The latest breach announced by LastPass is of great concern to security folks. As often happens, we face security limits. On the other hand, as LastPass points out, users who follow LastPass best practices are at virtually zero to very low risk. It is no exaggeration to say that The reality is that very few organizations truly enforce these practices. This puts security teams in the worst possible position of almost certain exposure, but it’s nearly impossible to identify the user who created this exposure.
To help them through this difficult time, browser security solution LayerX has made its platform available for free. This gives security teams visibility into all browsers that have LastPass extensions installed, mitigating the potential impact of his LastPass compromise on your environment. Notify vulnerable users, require them to implement MFA on their accounts, and deploy dedicated master password reset procedures where necessary to leverage compromised master passwords for malicious access Eliminate Adversary Capabilities (Complete this form to request access to free tools)
LastPass announcement recap: What data does the attacker have and what is the risk?
According to the LastPass website, “threat actors can use encrypted I was even able to copy a backup of the customer’s vault data from the storage container: fields such as website usernames and passwords, secure notes, and form-filled data.
The implied risk is that an attacker could use brute force to guess the master password and attempt to decrypt the obtained copy of the vault data. Due to the hashing and encryption methods we use to protect our customers, it is very difficult to brute force a master password against a customer who follows password best practices.
Failure to implement LastPass password best practices exposes the master password to the vault
The final section on “Best Practices” is the most alarming. Password Best Practices? How many people maintain password best practices? The realistic but unfortunate answer is not many. This is also true in the context of enterprise-managed applications. When it comes to personal apps, it’s safe to assume that password reuse is the norm rather than the anomaly. The risks posed by a LastPass breach apply to both use cases. Let’s understand why.
Real Risk: Malicious Access to Corporate Resources
Let’s divide the organization into two types.
Type A: Organizations using LastPass as part of a company policy to vault passwords to access company-managed apps for all users or specific departments. Then the problem is simple. If an adversary cracks or obtains an employee’s girlfriend’s LastPass master password, they could easily gain access to sensitive company resources.
Type B: Organizations where LastPass is used independently by employees (personal or work) or by specific groups within the organization can choose the app without IT knowledge. The concern then is that an adversary who manages to crack or obtain an employee’s LastPass master password could take advantage of users’ tendency to reuse passwords, compromising the passwords in the vault, and then gaining access. to find passwords that are also used. corporate app.
CISO Dead End: A Solid Threat, But Very Low Mitigation Capabilities
Regardless of whether an organization is classified as Type A or Type B, the risks are clear. What intensifies his CISO’s challenge in this situation is that there are likely (not certain) employees in his environment whose user accounts could be compromised. Yet the ability to know who the CISO is is very limited. It goes without saying that these employees take necessary steps to mitigate the risks they impose.
Free LayerX Offer: 100% Visibility and Proactive Protection Against LastPass Attack Surfaces
LayerX has released a free tool to help security teams understand their organization’s exposure to LastPass breaches, map all vulnerable users and applications, and apply security mitigations.

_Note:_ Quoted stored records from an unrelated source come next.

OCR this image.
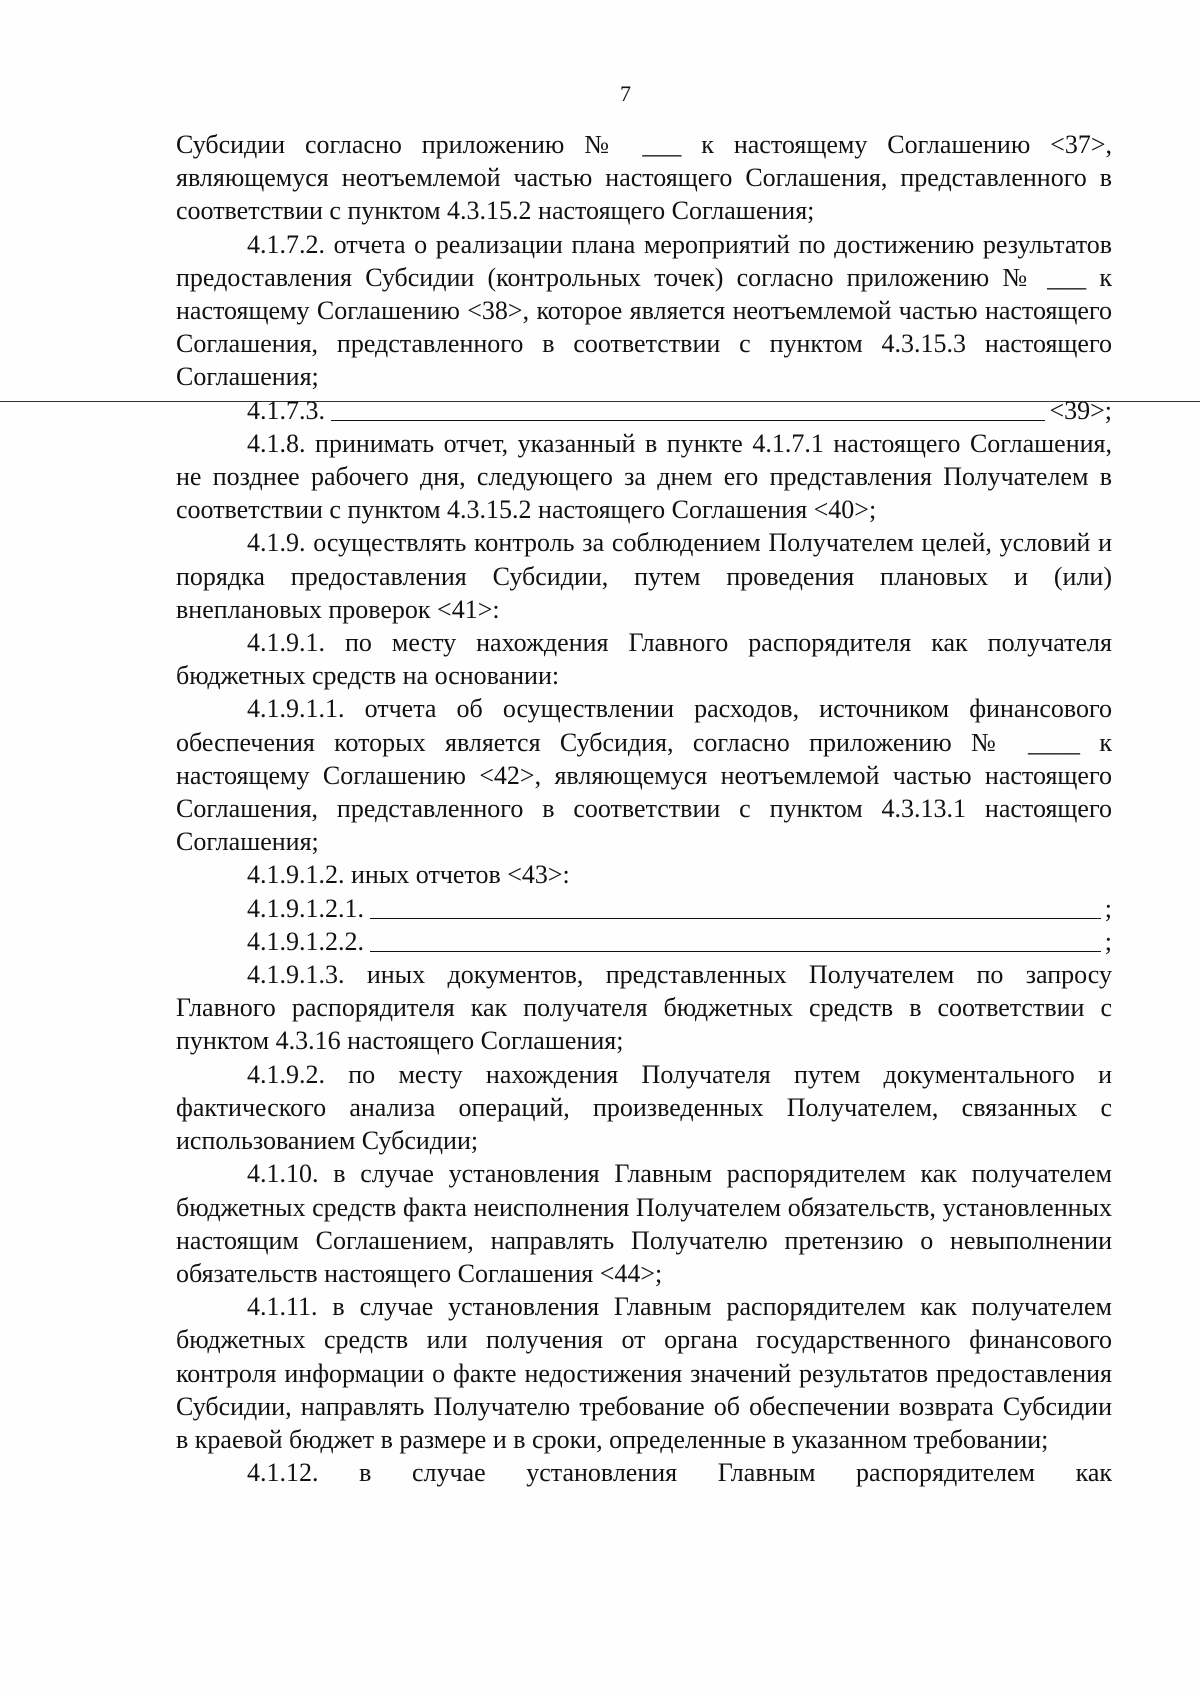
7

Субсидии согласно приложению № ___ к настоящему Соглашению <37>, являющемуся неотъемлемой частью настоящего Соглашения, представленного в соответствии с пунктом 4.3.15.2 настоящего Соглашения;

4.1.7.2. отчета о реализации плана мероприятий по достижению результатов предоставления Субсидии (контрольных точек) согласно приложению № ___ к настоящему Соглашению <38>, которое является неотъемлемой частью настоящего Соглашения, представленного в соответствии с пунктом 4.3.15.3 настоящего Соглашения;

4.1.7.3.	<39>;

4.1.8. принимать отчет, указанный в пункте 4.1.7.1 настоящего Соглашения, не позднее рабочего дня, следующего за днем его представления Получателем в соответствии с пунктом 4.3.15.2 настоящего Соглашения <40>;

4.1.9. осуществлять контроль за соблюдением Получателем целей, условий и порядка предоставления Субсидии, путем проведения плановых и (или) внеплановых проверок <41>:

4.1.9.1. по месту нахождения Главного распорядителя как получателя бюджетных средств на основании:

4.1.9.1.1. отчета об осуществлении расходов, источником финансового обеспечения которых является Субсидия, согласно приложению № ____ к настоящему Соглашению <42>, являющемуся неотъемлемой частью настоящего Соглашения, представленного в соответствии с пунктом 4.3.13.1 настоящего Соглашения;

4.1.9.1.2. иных отчетов <43>:

4.1.9.1.2.1.	;
4.1.9.1.2.2.	;

4.1.9.1.3. иных документов, представленных Получателем по запросу Главного распорядителя как получателя бюджетных средств в соответствии с пунктом 4.3.16 настоящего Соглашения;

4.1.9.2. по месту нахождения Получателя путем документального и фактического анализа операций, произведенных Получателем, связанных с использованием Субсидии;

4.1.10. в случае установления Главным распорядителем как получателем бюджетных средств факта неисполнения Получателем обязательств, установленных настоящим Соглашением, направлять Получателю претензию о невыполнении обязательств настоящего Соглашения <44>;

4.1.11. в случае установления Главным распорядителем как получателем бюджетных средств или получения от органа государственного финансового контроля информации о факте недостижения значений результатов предоставления Субсидии, направлять Получателю требование об обеспечении возврата Субсидии в краевой бюджет в размере и в сроки, определенные в указанном требовании;

4.1.12. в случае установления Главным распорядителем как
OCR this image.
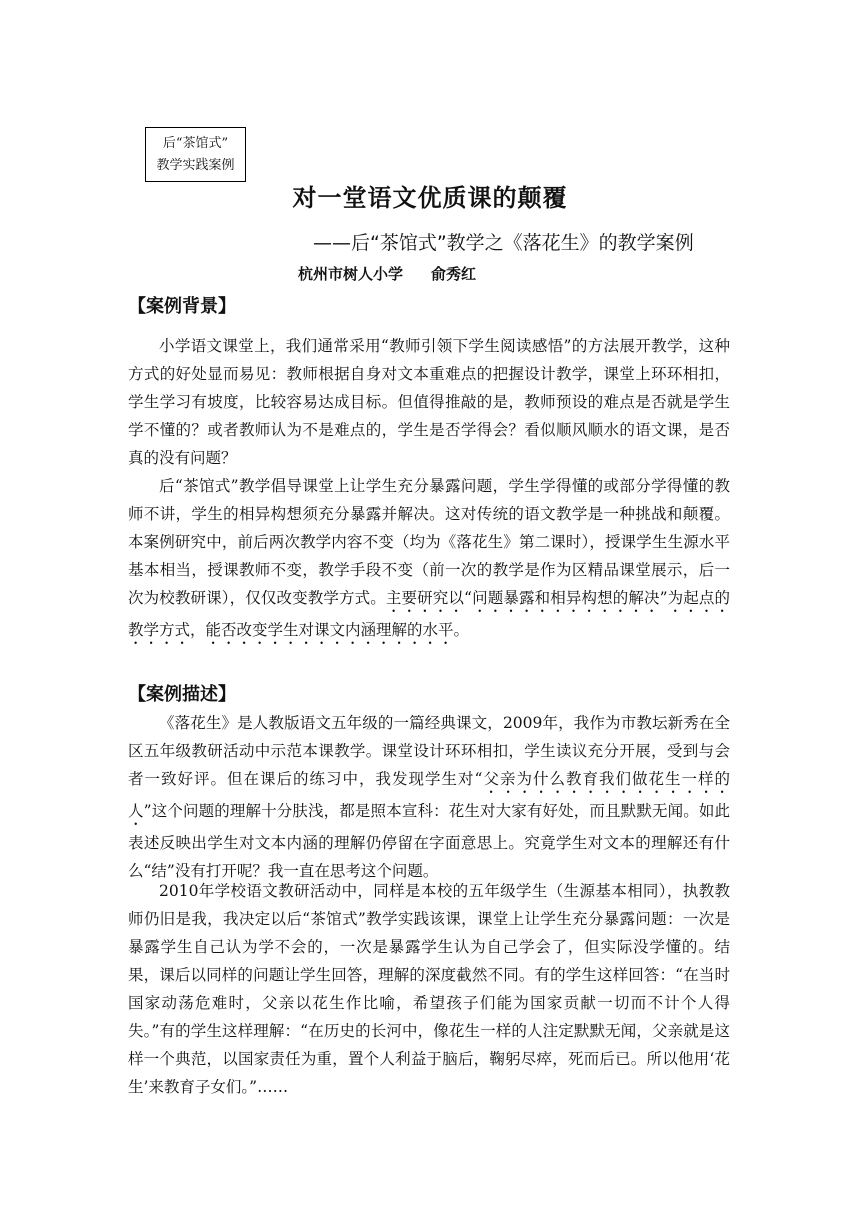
后“茶馆式”
教学实践案例
对一堂语文优质课的颠覆
——后“茶馆式”教学之《落花生》的教学案例
杭州市树人小学 俞秀红
【案例背景】

小学语文课堂上，我们通常采用“教师引领下学生阅读感悟”的方法展开教学，这种方式的好处显而易见：教师根据自身对文本重难点的把握设计教学，课堂上环环相扣，学生学习有坡度，比较容易达成目标。但值得推敲的是，教师预设的难点是否就是学生学不懂的？或者教师认为不是难点的，学生是否学得会？看似顺风顺水的语文课，是否真的没有问题？

后“茶馆式”教学倡导课堂上让学生充分暴露问题，学生学得懂的或部分学得懂的教师不讲，学生的相异构想须充分暴露并解决。这对传统的语文教学是一种挑战和颠覆。本案例研究中，前后两次教学内容不变（均为《落花生》第二课时），授课学生生源水平基本相当，授课教师不变，教学手段不变（前一次的教学是作为区精品课堂展示，后一次为校教研课），仅仅改变教学方式。主要研究以“问题暴露和相异构想的解决”为起点的教学方式，能否改变学生对课文内涵理解的水平。

【案例描述】

《落花生》是人教版语文五年级的一篇经典课文，2009年，我作为市教坛新秀在全区五年级教研活动中示范本课教学。课堂设计环环相扣，学生读议充分开展，受到与会者一致好评。但在课后的练习中，我发现学生对“父亲为什么教育我们做花生一样的人”这个问题的理解十分肤浅，都是照本宣科：花生对大家有好处，而且默默无闻。如此表述反映出学生对文本内涵的理解仍停留在字面意思上。究竟学生对文本的理解还有什么“结”没有打开呢？我一直在思考这个问题。

2010年学校语文教研活动中，同样是本校的五年级学生（生源基本相同），执教教师仍旧是我，我决定以后“茶馆式”教学实践该课，课堂上让学生充分暴露问题：一次是暴露学生自己认为学不会的，一次是暴露学生认为自己学会了，但实际没学懂的。结果，课后以同样的问题让学生回答，理解的深度截然不同。有的学生这样回答：“在当时国家动荡危难时，父亲以花生作比喻，希望孩子们能为国家贡献一切而不计个人得失。”有的学生这样理解：“在历史的长河中，像花生一样的人注定默默无闻，父亲就是这样一个典范，以国家责任为重，置个人利益于脑后，鞠躬尽瘁，死而后已。所以他用‘花生’来教育子女们。”……
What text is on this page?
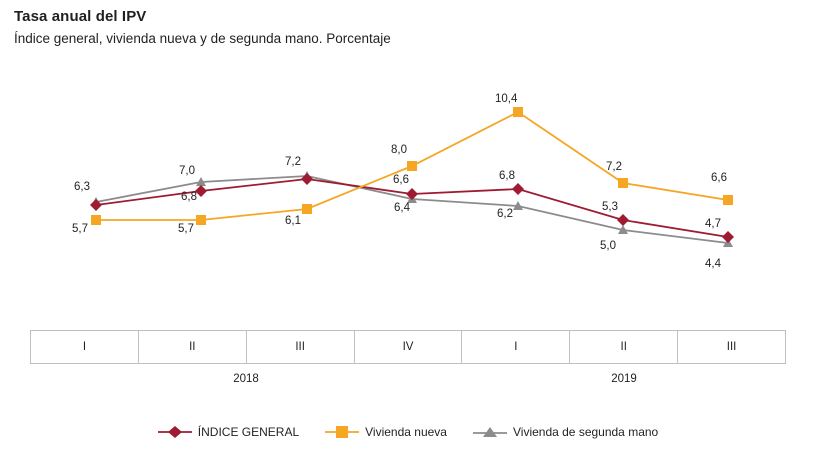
Tasa anual del IPV
Índice general, vivienda nueva y de segunda mano. Porcentaje
6,3
7,0
7,2
6,6	6,8
5,3
4,7
5,7	5,7
6,1
8,0
10,4
7,2
6,6
6,8
6,4	6,2
5,0
4,4
I	II	III	IV	I	II	III
2018	2019
ÍNDICE GENERAL	Vivienda nueva	Vivienda de segunda mano
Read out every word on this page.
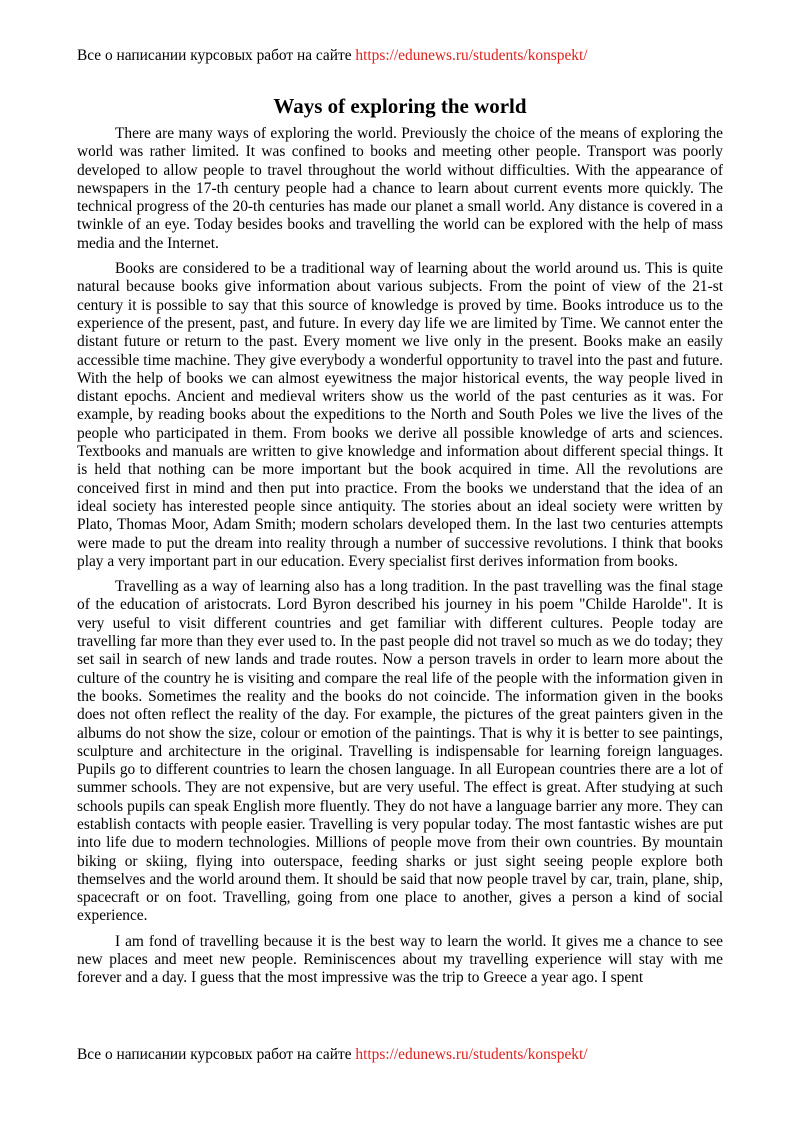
Все о написании курсовых работ на сайте https://edunews.ru/students/konspekt/
Ways of exploring the world

There are many ways of exploring the world. Previously the choice of the means of exploring the world was rather limited. It was confined to books and meeting other people. Transport was poorly developed to allow people to travel throughout the world without difficulties. With the appearance of newspapers in the 17-th century people had a chance to learn about current events more quickly. The technical progress of the 20-th centuries has made our planet a small world. Any distance is covered in a twinkle of an eye. Today besides books and travelling the world can be explored with the help of mass media and the Internet.

Books are considered to be a traditional way of learning about the world around us. This is quite natural because books give information about various subjects. From the point of view of the 21-st century it is possible to say that this source of knowledge is proved by time. Books introduce us to the experience of the present, past, and future. In every day life we are limited by Time. We cannot enter the distant future or return to the past. Every moment we live only in the present. Books make an easily accessible time machine. They give everybody a wonderful opportunity to travel into the past and future. With the help of books we can almost eyewitness the major historical events, the way people lived in distant epochs. Ancient and medieval writers show us the world of the past centuries as it was. For example, by reading books about the expeditions to the North and South Poles we live the lives of the people who participated in them. From books we derive all possible knowledge of arts and sciences. Textbooks and manuals are written to give knowledge and information about different special things. It is held that nothing can be more important but the book acquired in time. All the revolutions are conceived first in mind and then put into practice. From the books we understand that the idea of an ideal society has interested people since antiquity. The stories about an ideal society were written by Plato, Thomas Moor, Adam Smith; modern scholars developed them. In the last two centuries attempts were made to put the dream into reality through a number of successive revolutions. I think that books play a very important part in our education. Every specialist first derives information from books.

Travelling as a way of learning also has a long tradition. In the past travelling was the final stage of the education of aristocrats. Lord Byron described his journey in his poem "Childe Harolde". It is very useful to visit different countries and get familiar with different cultures. People today are travelling far more than they ever used to. In the past people did not travel so much as we do today; they set sail in search of new lands and trade routes. Now a person travels in order to learn more about the culture of the country he is visiting and compare the real life of the people with the information given in the books. Sometimes the reality and the books do not coincide. The information given in the books does not often reflect the reality of the day. For example, the pictures of the great painters given in the albums do not show the size, colour or emotion of the paintings. That is why it is better to see paintings, sculpture and architecture in the original. Travelling is indispensable for learning foreign languages. Pupils go to different countries to learn the chosen language. In all European countries there are a lot of summer schools. They are not expensive, but are very useful. The effect is great. After studying at such schools pupils can speak English more fluently. They do not have a language barrier any more. They can establish contacts with people easier. Travelling is very popular today. The most fantastic wishes are put into life due to modern technologies. Millions of people move from their own countries. By mountain biking or skiing, flying into outerspace, feeding sharks or just sight seeing people explore both themselves and the world around them. It should be said that now people travel by car, train, plane, ship, spacecraft or on foot. Travelling, going from one place to another, gives a person a kind of social experience.

I am fond of travelling because it is the best way to learn the world. It gives me a chance to see new places and meet new people. Reminiscences about my travelling experience will stay with me forever and a day. I guess that the most impressive was the trip to Greece a year ago. I spent

Все о написании курсовых работ на сайте https://edunews.ru/students/konspekt/
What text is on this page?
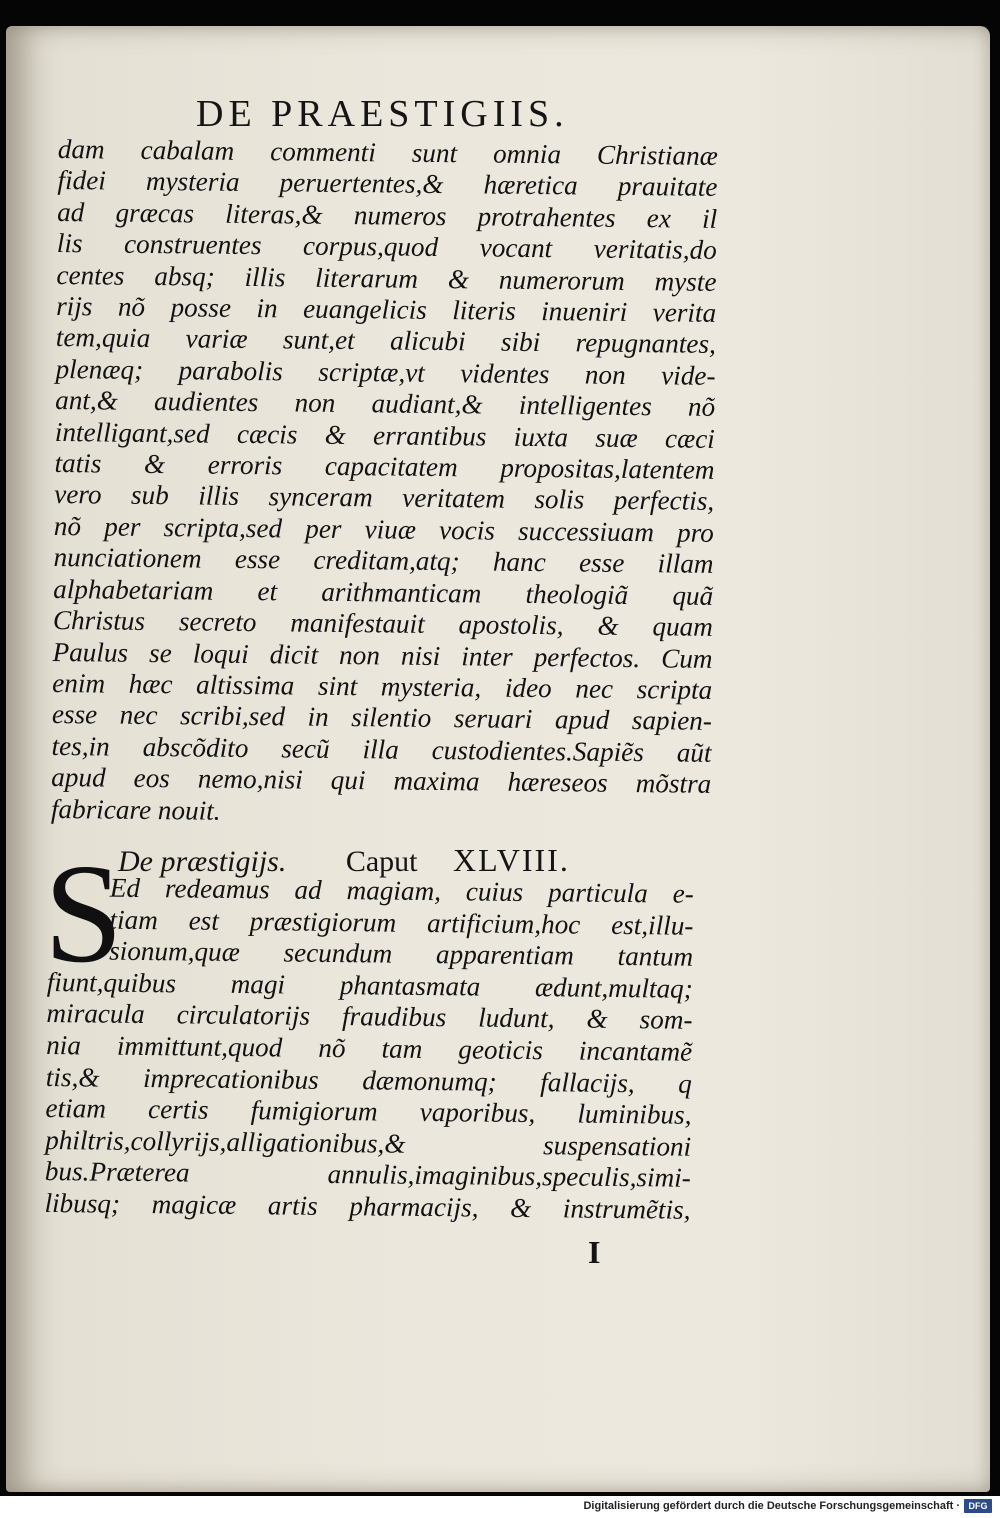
DE PRAESTIGIIS.
dam cabalam commenti sunt omnia Christianæ
fidei mysteria peruertentes,& hæretica prauitate
ad græcas literas,& numeros protrahentes ex il
lis construentes corpus,quod vocant veritatis,do
centes absq; illis literarum & numerorum myste
rijs nõ posse in euangelicis literis inueniri verita
tem,quia variæ sunt,et alicubi sibi repugnantes,
plenæq; parabolis scriptæ,vt videntes non vide-
ant,& audientes non audiant,& intelligentes nõ
intelligant,sed cæcis & errantibus iuxta suæ cæci
tatis & erroris capacitatem propositas,latentem
vero sub illis synceram veritatem solis perfectis,
nõ per scripta,sed per viuæ vocis successiuam pro
nunciationem esse creditam,atq; hanc esse illam
alphabetariam et arithmanticam theologiã quã
Christus secreto manifestauit apostolis, & quam
Paulus se loqui dicit non nisi inter perfectos. Cum
enim hæc altissima sint mysteria, ideo nec scripta
esse nec scribi,sed in silentio seruari apud sapien-
tes,in abscõdito secũ illa custodientes.Sapiẽs aũt
apud eos nemo,nisi qui maxima hæreseos mõstra
fabricare nouit.
S
De præstigijs. Caput XLVIII.
Ed redeamus ad magiam, cuius particula e-
tiam est præstigiorum artificium,hoc est,illu-
sionum,quæ secundum apparentiam tantum
fiunt,quibus magi phantasmata ædunt,multaq;
miracula circulatorijs fraudibus ludunt, & som-
nia immittunt,quod nõ tam geoticis incantamẽ
tis,& imprecationibus dæmonumq; fallacijs, q
etiam certis fumigiorum vaporibus, luminibus,
philtris,collyrijs,alligationibus,& suspensationi
bus.Præterea annulis,imaginibus,speculis,simi-
libusq; magicæ artis pharmacijs, & instrumẽtis,
I
Digitalisierung gefördert durch die Deutsche Forschungsgemeinschaft · DFG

LayerX’s tools are delivered as enterprise extensions to the browsers your employees use, so you can instantly see browsing activity across all browser extensions and all users. This gives CISOs the following benefits:
- LastPass usage mapping: end-to-end visibility to any browser that has the LastPass extension installed. Whether it is part of corporate policy (Type A) or for personal use (Type B). This tool maps all applications whose credentials are stored in LastPass with her web destinations. Note that the visibility challenge for Type B organizations is much more acute than for Type A, and cannot be addressed by solutions other than LayerX’s tools.
 |
| LastPass Reports for LayerX |
 |
| LayerX notifications sent to vulnerable users |
- Identification of users at risk: Armed with this knowledge, security teams can notify vulnerable users and require them to implement MFA on their accounts. You can also deploy a dedicated master password reset procedure to eliminate the ability of an attacker to gain malicious access using a compromised master password.
Please complete this form to access the free tool.